As the marriage deteriorated further, Cano discovered she was pregnant again. Around the same time she decided her marriage could not be saved.
"I had had enough of him," she said. "He was in and out of jail at different periods in the marriage. He didn't provide, didn't take care of me. And when you're not very knowledgeable and you don't know how to care for yourself very much, I was dependent on others and trusted this one or that one.
"I went to Atlanta Legal Aid. I said I have no money. I said I need an attorney. I said I want my children out of foster care and I want a divorce from my husband," she said. "Little did I know, going to the legal aide was going to result in me being a plaintiff in abortion, which is something I've never been for, I've always been against. I never sought an abortion, never sought to be a plaintiff in this case. I was in the dark about it for a long, long time. I think the public knows more about the case than I do. I was never a participant. I was never, in my mind, told, 'You're going to be a plaintiff on abortion.'"
Cano divorced her husband, gave birth in November 1970 and gave up that child for adoption as well. She thought the story would end there, but a surprise was waiting two years later.
"In '73, I was in my mother's bedroom," she said. "She and my stepfather were excited, 'You won. You won,' and I'm thinking, 'What have I won?'"
As a pro-life woman who had never sought an abortion, Cano said she was profoundly devastated to know that she had unwittingly played a role in the fight to legalize abortion as a result of her earlier meetings with attorney Margie Pitts Hames.
"I carried the burden for a long, long time of thinking because of me abortion was created," Cano said. "It was not a pretty picture to live with and the weight on my shoulders was tremendous."
Cano then decided to learn once and for all what her unintentional role had been in the abortion cases. She filed a request to search through the records pertaining to "Mary Doe." That took her to the National Archives, where she came across an envelope marked "Identity of Mary Doe." Cano thought she would find her answers right then and there, but things weren't that simple.
"I'm thinking, 'OK. This is what I need.' So I took the envelope and I was fixing to open it," she said. "That woman (at the National Archives) came and really quickly stopped me. She said, 'Oh, no, no, no, you can't open this.' I could have went to jail, federal prison for opening something that supposedly was mine."
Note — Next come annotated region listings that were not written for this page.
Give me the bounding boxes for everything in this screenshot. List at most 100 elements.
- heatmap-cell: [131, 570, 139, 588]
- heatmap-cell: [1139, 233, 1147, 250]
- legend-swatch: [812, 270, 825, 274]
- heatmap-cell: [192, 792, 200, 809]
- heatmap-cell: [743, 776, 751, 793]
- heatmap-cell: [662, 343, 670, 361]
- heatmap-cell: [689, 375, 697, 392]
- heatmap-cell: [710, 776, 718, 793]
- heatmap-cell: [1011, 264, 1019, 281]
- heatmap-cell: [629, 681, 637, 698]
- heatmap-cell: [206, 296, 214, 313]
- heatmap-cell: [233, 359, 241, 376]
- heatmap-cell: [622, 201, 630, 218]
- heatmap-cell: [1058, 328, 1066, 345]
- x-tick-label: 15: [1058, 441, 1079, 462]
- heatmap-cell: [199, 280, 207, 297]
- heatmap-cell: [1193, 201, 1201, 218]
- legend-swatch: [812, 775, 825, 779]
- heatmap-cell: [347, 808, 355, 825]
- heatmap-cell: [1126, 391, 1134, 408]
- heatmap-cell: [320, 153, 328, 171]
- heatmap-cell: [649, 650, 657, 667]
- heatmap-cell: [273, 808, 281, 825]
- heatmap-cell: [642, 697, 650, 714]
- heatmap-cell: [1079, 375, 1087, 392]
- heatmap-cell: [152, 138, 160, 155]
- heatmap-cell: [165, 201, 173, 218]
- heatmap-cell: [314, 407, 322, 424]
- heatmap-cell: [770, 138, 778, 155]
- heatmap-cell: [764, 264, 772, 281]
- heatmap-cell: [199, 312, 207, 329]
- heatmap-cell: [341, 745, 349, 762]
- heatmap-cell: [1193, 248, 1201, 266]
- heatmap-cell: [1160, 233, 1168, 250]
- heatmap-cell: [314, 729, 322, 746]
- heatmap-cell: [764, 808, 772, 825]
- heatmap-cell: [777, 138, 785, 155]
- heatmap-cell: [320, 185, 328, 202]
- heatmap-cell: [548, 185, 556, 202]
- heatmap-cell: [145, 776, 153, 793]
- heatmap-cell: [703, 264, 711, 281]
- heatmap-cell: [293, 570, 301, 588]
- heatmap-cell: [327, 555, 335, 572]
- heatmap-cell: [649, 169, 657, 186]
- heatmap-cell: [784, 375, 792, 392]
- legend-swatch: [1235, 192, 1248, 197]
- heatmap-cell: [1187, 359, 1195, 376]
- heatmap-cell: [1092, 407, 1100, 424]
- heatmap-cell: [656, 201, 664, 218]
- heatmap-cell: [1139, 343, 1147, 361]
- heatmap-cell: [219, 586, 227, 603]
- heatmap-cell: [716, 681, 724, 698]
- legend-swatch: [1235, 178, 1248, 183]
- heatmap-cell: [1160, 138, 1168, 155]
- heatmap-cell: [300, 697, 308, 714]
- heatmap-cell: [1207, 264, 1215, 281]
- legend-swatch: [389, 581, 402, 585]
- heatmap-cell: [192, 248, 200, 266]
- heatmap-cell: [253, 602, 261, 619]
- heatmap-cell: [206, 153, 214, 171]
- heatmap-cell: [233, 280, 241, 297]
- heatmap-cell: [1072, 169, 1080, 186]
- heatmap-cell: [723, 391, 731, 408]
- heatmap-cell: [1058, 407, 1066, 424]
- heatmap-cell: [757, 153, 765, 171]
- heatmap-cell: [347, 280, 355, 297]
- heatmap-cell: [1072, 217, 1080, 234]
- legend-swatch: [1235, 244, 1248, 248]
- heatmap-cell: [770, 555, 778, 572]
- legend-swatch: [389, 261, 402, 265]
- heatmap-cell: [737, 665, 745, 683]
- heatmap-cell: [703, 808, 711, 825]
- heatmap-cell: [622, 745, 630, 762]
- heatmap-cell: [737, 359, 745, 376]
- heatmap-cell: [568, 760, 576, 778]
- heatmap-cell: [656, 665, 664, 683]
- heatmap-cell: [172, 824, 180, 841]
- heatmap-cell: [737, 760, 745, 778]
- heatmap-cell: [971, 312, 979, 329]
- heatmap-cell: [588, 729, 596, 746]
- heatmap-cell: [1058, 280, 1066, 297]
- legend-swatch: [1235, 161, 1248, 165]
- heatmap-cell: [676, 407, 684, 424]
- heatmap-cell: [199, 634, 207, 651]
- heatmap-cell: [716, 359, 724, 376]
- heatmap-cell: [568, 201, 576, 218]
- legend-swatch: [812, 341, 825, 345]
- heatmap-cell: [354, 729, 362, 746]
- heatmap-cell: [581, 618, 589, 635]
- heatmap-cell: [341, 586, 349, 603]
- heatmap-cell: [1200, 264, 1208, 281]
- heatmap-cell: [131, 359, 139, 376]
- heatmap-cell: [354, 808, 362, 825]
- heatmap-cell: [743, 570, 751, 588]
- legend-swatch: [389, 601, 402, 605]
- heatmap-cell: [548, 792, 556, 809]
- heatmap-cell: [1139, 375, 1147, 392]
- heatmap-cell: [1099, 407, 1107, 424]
The next step was to unseal the records and a federal judge granted her request, a move that did not sit well with Cano's former attorney and Doe v. Bolton litigator Margie Pitts Hames.
"I'd always thought she was a friend because she seemed like she wanted to help me," said Cano, who adds Hames showed her true colors on that day. "Margie was very upset. I got a call from her daughter who (asked) why I wanted to destroy her mother's life. It's not that I wanted to destroy her mother's life. There was a wrong done here, a terrible wrong. My name had been used in something, and I was digging and trying to get the result to prove to the world I don't believe in abortion. It's wrong."
As WND has reported, the "Roe" plaintiff in the Roe v. Wade Supreme Court decision, Norma McCorvey, repudiated her role in the decision and campaigned for its reversal. McCorvey became a pro-life Christian in 1995.
Both McCorvey and Cano are now a vocal defenders of the unborn.
Cano said she needs to speak out for two reasons, to explain the lies, fraud and deceit behind the case connected to her and because of her ardent belief that all life should be defended.
"Abortion is wrong. It's so terribly wrong," said Cano, who argues adoption is an excellent option for anyone who feels they cannot care for a child. "How can we play God and how can we take the life of an unborn child because it's not convenient, we made a mistake or the timing wasn't right?
"In other words, the baby has to pay the price for the sins of the mother and the father. That's not right. That baby is entitled to life."